Она отошла недалеко от лежанки и теперь сидит на довольно большом бревне, болтая ногами, насколько позволяет толщина ствола. Все еще чувствуя опасение и стараясь не подавать вида, что меня что-то растревожило, я, улыбнувшись и наскоро нацепив рубашку, делаю несколько шагов в направлении девушки, как вдруг…
Совершенно отчетливо вижу, как к ней подходит мужчина… Лица его я разглядеть не могу, но перед глазами совершенно ясная картина — он обнимает ее, целует в щеку, Люси поворачивается, кладет ладошки ему на плечи… Эмоции, яростные и совершенно выбившиеся из-под контроля пронзили пикой все мое существо, открывшийся мне вид вводит в ступор на время, за которое я успел пронаблюдать довольно нежный поцелуй, поглаживание щек, волос… Не помня себя, я бросаюсь туда, не думая и совершенно не предполагая даже, что я сейчас буду делать…
Пробежав несколько метров, я замечаю, что не приближаюсь к ним. Ни насколько! Что бы я ни делал, как быстро бы ни двигался, парочка продолжает миловаться, как в плохом кино или… во сне. Ноги становятся ватными от страшной догадки, я останавливаюсь и трясу головой. Ничего не меняется. Я все так же стою на злосчастной поляне, впереди Люси обнимается с незнакомым мне парнем, и несмотря на все мои попытки, не могу добраться до них!

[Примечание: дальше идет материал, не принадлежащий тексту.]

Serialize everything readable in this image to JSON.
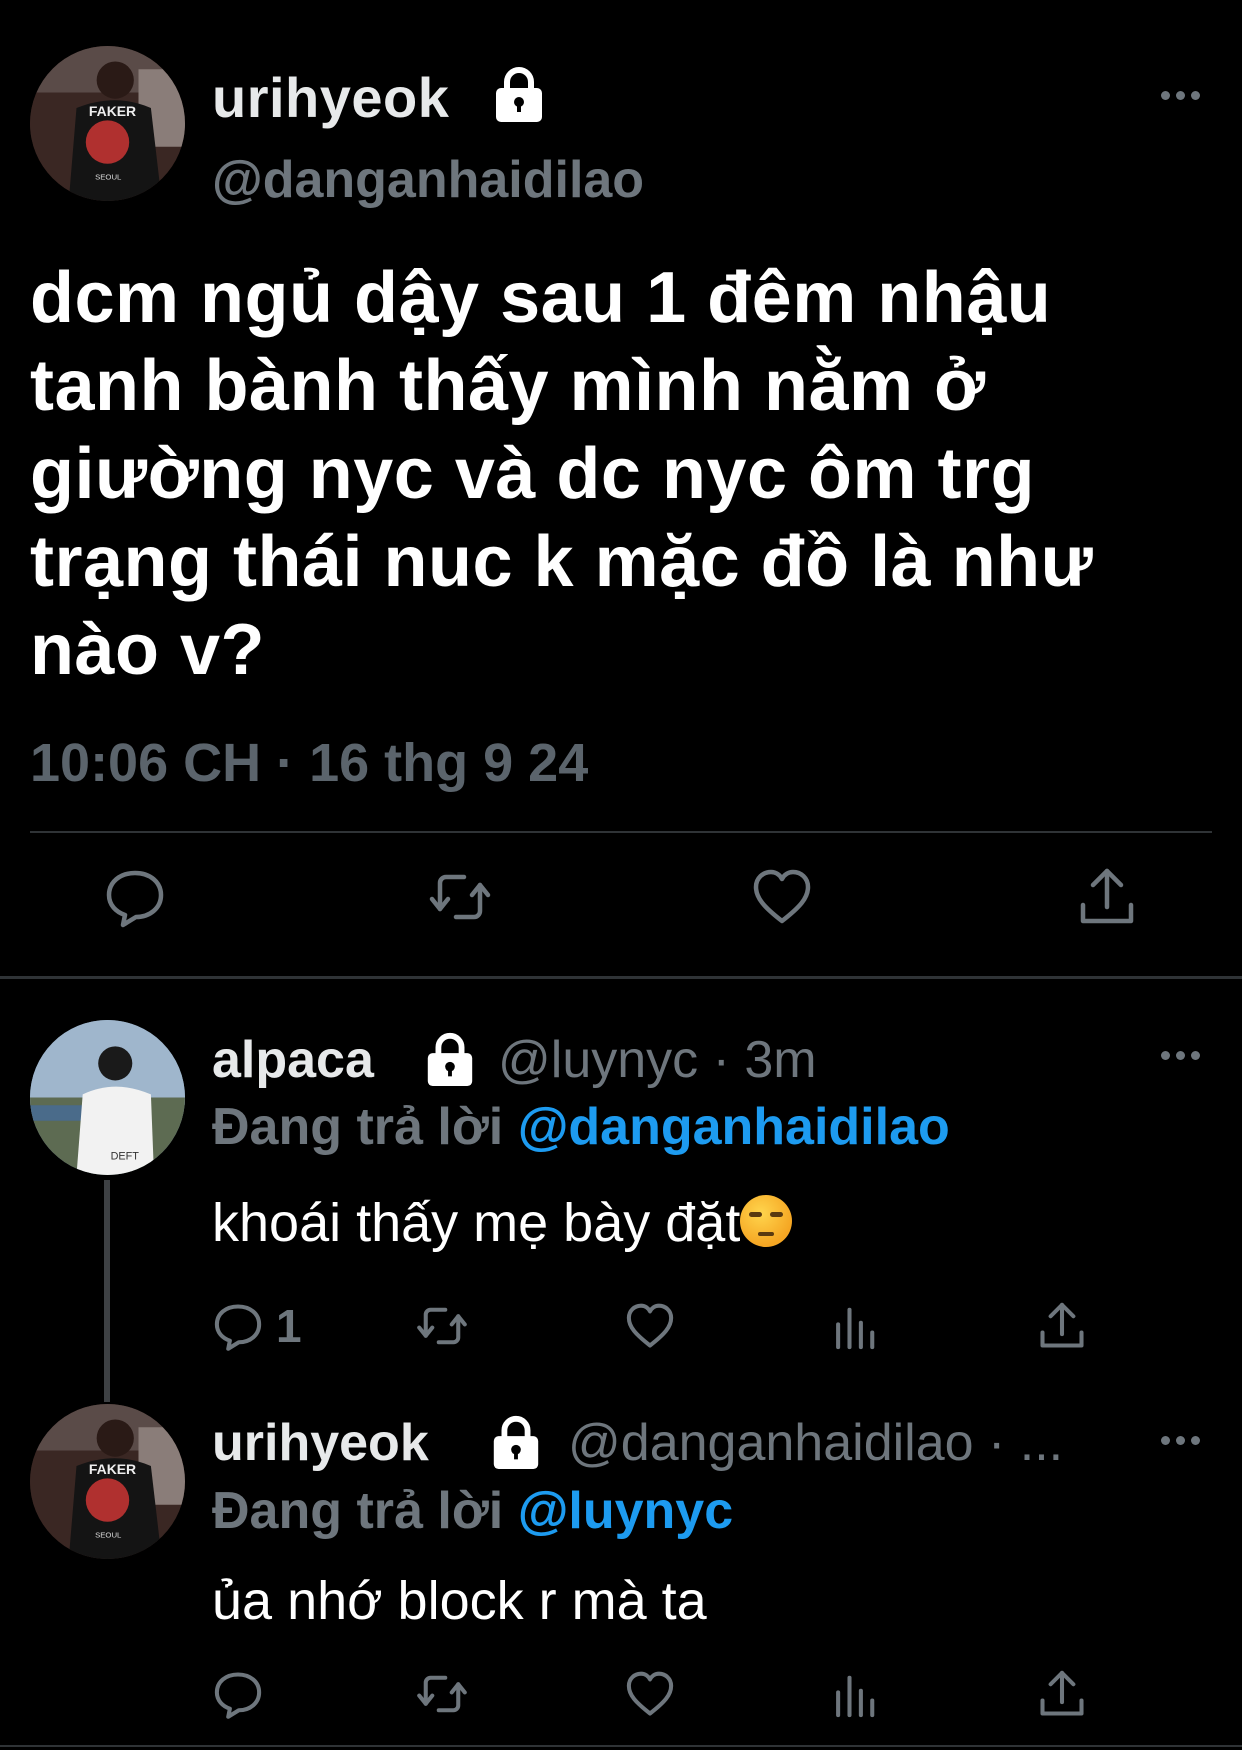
{
  "main_tweet": {
    "display_name": "urihyeok",
    "handle": "@danganhaidilao",
    "text": "dcm ngủ dậy sau 1 đêm nhậu tanh bành thấy mình nằm ở giường nyc và dc nyc ôm trg trạng thái nuc k mặc đồ là như nào v?",
    "timestamp": "10:06 CH · 16 thg 9 24",
    "icons": [
      "lock-icon",
      "more-icon",
      "reply-icon",
      "retweet-icon",
      "like-icon",
      "share-icon"
    ]
  },
  "replies": [
    {
      "display_name": "alpaca",
      "handle": "@luynyc · 3m",
      "replying_prefix": "Đang trả lời ",
      "replying_to": "@danganhaidilao",
      "text": "khoái thấy mẹ bày đặt",
      "emoji": "unamused-face",
      "reply_count": "1"
    },
    {
      "display_name": "urihyeok",
      "handle": "@danganhaidilao · ...",
      "replying_prefix": "Đang trả lời ",
      "replying_to": "@luynyc",
      "text": "ủa nhớ block r mà ta",
      "reply_count": ""
    }
  ],
  "colors": {
    "background": "#000000",
    "text": "#e7e9ea",
    "secondary": "#6e767d",
    "link": "#1d9bf0",
    "divider": "#2f3336"
  }
}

— Люси! — в отчаянии пытаюсь крикнуть, но из горла рвется только низкий хрип, протягиваю руку, однако, она будто исчезает в пустоте, и до сознания постепенно начинает доходить, что так быть не должно… — Люси! — выкрикиваю я уже мысленно, стараясь достучаться до девушки и, к своему счастью, вижу, что она вздрагивает и настороженно оглядывается. — Девочка моя, — мысленно тянусь я к ней, но в ответ приходит только испуганное:
— Кто ты?
Парень, обнимающий ее, что-то спрашивает тревожно вглядываясь ей в лицо, и тут я понимаю, что не могу разобрать его внешность, лицо как бы расплывается, подернутое туманом, однако, Люси я вижу очень даже отчетливо и это обнадеживает. Мне очень хочется избавиться от наваждения, понять что происходит. Пробую трясти головой, щипать себя, пересчитывать пальцы… Ничего не помогает, я все на той же поляне, а Люси все так же далеко, будто не знает меня. Она что-то говорит парню, и они вроде как собираются уходить с лужайки, а у меня перед глазами меняется картинка — и вот я уже наблюдаю картину города, будто со стороны.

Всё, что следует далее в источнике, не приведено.